L’exposition installée jusqu’au 4 janvier 2026 à la galerie Aubance de Loire & Sens aux Garennes-sur-Loire (Maine-et-Loire) révèle un art contemporain riche en couleurs et en créativité. Le domaine hôtelier, organisateur d’événements culturels, accueille l’Urban pop de Sajo et le Body art de Leïla Nabati. Depuis leur rencontre, il y a trois ans, les deux artistes, aux parcours si différents, ont découvert leur complémentarité dans leur expression artistique, l’une pour décrire le fourmillement de la ville tel un graffeur, l’autre en habillant d’une âme bienveillante, ses mannequins colorés.
Ce sont des créations uniques
Née à Angers dans une famille ouverte aux arts, Leïla Nabati revendique ses origines marocaines lorsqu’elle se lance dans le prêt-à-porter de luxe.

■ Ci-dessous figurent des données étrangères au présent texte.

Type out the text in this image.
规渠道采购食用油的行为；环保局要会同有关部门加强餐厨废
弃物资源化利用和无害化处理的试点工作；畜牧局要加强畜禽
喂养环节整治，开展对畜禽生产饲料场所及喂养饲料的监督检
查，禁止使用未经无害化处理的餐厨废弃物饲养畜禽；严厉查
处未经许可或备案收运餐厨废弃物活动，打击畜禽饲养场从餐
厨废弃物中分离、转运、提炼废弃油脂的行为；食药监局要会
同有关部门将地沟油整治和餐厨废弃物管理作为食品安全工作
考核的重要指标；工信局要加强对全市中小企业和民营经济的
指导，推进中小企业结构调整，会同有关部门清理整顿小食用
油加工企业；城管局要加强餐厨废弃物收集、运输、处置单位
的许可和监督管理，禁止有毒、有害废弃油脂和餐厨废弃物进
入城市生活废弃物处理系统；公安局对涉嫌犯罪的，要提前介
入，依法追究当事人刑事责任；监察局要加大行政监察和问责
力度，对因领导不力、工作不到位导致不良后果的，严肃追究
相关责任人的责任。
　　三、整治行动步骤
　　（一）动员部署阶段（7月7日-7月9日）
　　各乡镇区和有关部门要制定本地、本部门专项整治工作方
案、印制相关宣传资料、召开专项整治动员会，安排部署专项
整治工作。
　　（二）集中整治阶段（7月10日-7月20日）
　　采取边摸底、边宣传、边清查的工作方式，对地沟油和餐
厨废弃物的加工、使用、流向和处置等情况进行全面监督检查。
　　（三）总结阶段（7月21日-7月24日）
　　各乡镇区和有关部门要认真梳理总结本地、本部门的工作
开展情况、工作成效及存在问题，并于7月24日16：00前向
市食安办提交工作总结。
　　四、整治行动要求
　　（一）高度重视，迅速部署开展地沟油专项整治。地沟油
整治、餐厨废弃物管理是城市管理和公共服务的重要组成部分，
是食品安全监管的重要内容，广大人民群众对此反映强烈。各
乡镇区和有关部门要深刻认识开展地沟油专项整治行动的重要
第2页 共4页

Elle raconte : Il y a 14 ans, à un tournant de ma vie, j’ai habillé un mannequin de façon artistique stocké dans mon grenier afin d’exprimer mes sentiments les plus profonds.
Un exutoire ! Son entourage est réceptif. Installée à Nantes, elle réalise principalement pour les particuliers l’habillage artistique de bustes ou de corps de mannequins.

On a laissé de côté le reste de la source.